Event-Art: Live-Interview

Legal Tech ist schon längst in der Rechtspraxis angekommen. Diverse Unternehmen schaffen durch ihre Innovationen neue technische Möglichkeiten des juristischen Arbeitens. Einer der Vorreiter im Bereich Legal-Tech ist das 2018 gegründete Unternehmen BRYTER, was durch seine No-Code Platform insbesondere die Arbeit größerer Kanzleien und Rechtsabteilungen grundlegend revolutioniert. Aber wo wird die Reise „Legal Tech“ hingehen? Was darf der Rechtsmarkt noch an Innovationen und Möglichkeiten erwarten? Sind wir schon am Hochpunkt, oder wird die große Welle Legal Tech erst kommen? Und wo müssen wir vielleicht eine technische Grenze ziehen? Auf diese spannenden und noch weitere Fragen wird Johannes MaurerHead of Solutions Engineering bei BRYTER, in einem Live-Interview eine Antwort geben! Daneben wird Johannes auch davon berichten, wie er zu BRYTER gekommen ist und was die Arbeit eines “Legal Engineers” mit sich bringt.

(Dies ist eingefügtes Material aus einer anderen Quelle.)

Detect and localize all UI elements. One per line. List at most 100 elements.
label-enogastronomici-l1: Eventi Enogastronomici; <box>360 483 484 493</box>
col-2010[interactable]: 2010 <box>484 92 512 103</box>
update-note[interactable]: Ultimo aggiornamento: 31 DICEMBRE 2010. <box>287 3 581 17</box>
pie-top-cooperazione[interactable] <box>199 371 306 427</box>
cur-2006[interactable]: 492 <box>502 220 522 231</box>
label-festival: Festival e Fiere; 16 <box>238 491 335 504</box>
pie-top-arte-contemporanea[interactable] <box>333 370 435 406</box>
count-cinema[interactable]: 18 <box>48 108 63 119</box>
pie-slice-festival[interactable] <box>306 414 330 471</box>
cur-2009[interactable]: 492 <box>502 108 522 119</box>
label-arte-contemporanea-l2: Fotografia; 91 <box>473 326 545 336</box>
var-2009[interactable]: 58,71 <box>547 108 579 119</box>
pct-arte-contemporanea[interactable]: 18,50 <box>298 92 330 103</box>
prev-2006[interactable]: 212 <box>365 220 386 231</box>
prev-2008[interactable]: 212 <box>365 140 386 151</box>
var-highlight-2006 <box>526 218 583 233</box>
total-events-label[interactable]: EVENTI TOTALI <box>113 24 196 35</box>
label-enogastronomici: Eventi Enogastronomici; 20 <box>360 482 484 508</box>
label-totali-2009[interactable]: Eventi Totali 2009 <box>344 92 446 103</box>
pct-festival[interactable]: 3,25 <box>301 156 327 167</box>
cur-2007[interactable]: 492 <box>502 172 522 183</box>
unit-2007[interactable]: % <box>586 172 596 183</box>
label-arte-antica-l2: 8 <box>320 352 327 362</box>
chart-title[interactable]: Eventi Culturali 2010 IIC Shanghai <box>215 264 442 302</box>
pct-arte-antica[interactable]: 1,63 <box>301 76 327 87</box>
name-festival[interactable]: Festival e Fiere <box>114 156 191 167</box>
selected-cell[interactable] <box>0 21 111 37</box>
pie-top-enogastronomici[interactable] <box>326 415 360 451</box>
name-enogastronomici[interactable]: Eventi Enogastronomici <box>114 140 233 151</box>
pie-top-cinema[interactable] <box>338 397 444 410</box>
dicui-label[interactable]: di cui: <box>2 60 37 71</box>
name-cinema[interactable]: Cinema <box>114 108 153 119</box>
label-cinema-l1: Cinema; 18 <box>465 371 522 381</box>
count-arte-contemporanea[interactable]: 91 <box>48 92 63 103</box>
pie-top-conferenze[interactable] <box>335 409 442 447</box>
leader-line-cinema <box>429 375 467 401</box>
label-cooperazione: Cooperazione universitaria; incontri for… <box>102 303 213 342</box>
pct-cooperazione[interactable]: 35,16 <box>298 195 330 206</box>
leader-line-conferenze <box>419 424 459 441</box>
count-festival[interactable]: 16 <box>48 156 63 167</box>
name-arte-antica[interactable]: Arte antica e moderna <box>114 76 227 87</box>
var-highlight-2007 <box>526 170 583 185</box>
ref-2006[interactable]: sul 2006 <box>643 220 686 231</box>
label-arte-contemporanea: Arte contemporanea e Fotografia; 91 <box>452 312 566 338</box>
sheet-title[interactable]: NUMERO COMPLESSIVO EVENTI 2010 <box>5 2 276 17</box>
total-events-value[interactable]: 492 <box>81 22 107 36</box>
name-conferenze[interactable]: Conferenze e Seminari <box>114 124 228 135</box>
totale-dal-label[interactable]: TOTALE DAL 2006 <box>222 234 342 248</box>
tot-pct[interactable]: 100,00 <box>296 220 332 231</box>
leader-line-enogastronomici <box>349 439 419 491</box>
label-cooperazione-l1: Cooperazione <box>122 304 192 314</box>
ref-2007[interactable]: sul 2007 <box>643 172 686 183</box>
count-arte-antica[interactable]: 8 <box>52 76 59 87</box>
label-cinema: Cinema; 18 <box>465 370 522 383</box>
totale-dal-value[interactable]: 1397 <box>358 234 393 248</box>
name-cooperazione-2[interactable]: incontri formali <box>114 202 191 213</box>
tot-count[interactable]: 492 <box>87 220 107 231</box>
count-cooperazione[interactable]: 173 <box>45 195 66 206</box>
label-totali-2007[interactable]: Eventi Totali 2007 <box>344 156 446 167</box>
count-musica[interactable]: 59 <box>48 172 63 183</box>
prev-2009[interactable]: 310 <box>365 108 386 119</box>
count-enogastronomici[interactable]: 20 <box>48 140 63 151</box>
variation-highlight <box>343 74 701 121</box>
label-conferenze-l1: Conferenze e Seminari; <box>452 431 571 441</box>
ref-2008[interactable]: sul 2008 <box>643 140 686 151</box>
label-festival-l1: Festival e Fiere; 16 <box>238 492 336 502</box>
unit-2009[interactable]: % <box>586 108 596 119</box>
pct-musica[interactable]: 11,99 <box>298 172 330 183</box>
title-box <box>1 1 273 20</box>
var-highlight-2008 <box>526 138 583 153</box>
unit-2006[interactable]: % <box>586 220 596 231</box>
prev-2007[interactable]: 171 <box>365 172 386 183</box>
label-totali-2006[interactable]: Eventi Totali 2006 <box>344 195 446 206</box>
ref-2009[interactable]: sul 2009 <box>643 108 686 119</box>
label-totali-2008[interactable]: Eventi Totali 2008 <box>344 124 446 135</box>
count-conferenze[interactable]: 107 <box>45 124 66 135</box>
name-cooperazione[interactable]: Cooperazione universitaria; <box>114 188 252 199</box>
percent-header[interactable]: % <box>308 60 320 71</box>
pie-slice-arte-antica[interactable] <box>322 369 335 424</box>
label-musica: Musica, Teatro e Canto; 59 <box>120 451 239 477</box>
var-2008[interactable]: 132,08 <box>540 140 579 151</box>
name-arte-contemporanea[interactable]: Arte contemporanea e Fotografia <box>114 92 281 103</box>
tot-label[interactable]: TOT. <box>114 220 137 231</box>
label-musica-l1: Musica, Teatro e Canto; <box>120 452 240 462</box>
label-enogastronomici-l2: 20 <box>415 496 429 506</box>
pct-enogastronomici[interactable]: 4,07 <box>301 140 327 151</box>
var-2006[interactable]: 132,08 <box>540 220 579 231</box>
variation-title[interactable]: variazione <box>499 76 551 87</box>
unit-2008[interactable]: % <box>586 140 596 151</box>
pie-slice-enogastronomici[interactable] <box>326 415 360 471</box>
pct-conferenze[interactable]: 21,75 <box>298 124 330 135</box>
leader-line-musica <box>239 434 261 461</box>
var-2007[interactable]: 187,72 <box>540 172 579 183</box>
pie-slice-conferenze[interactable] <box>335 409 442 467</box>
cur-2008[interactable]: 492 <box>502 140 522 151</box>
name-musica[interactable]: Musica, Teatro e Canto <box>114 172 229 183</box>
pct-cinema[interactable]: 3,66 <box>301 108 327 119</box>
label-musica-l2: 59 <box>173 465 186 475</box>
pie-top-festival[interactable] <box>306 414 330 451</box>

Interviewpartner: Johannes Maurer

Johannes Maurer ist Rechtsanwalt und Software-Entwickler. Er studierte Rechtswissenschaft in Heidelberg, St. Gallen und London. Das Referendariat absolvierte er in Frankfurt am Main und New York. Nachdem er bereits während seiner Ausbildung das Legal Tech-Unternehmen LEX superior (gesetze.io) gegründet hatte, arbeitete er nach Abschluss des Referendariats zunächst als Associate im Frankfurter Büro einer internationalen Wirtschaftskanzlei. 2019 wechselte er von dort zum Legal Tech-Unternehmen BRYTER. Dort leitet er inzwischen den Bereich Solutions Engineering. In dieser Funktion ist er verantwortlich für die strategische Entwicklung, Implementierung und Vermarktung von Legal Tech-Anwendungen zusammen mit Anwaltskanzleien und Unternehmen.

Moderation: Marietta Ostendorf

Marietta ist eine Legal-Tech-Enthusiastin und Strategy Specialist bei disrUPt law. Nach Abschluss ihres Bachelors in Management & IT an der TU München, studiert sie nun im 1. Semester Jura in Heidelberg. Besonders fasziniert ist sie von der Start-Up-Welt. Sie hat bereits ein Education-Start-Up in Uganda geleitet und möchte bei disrUPt law und darüber hinaus mehr Erfahrungen an der Schnittstelle von Jura, IT und Entrepreneurship sammeln.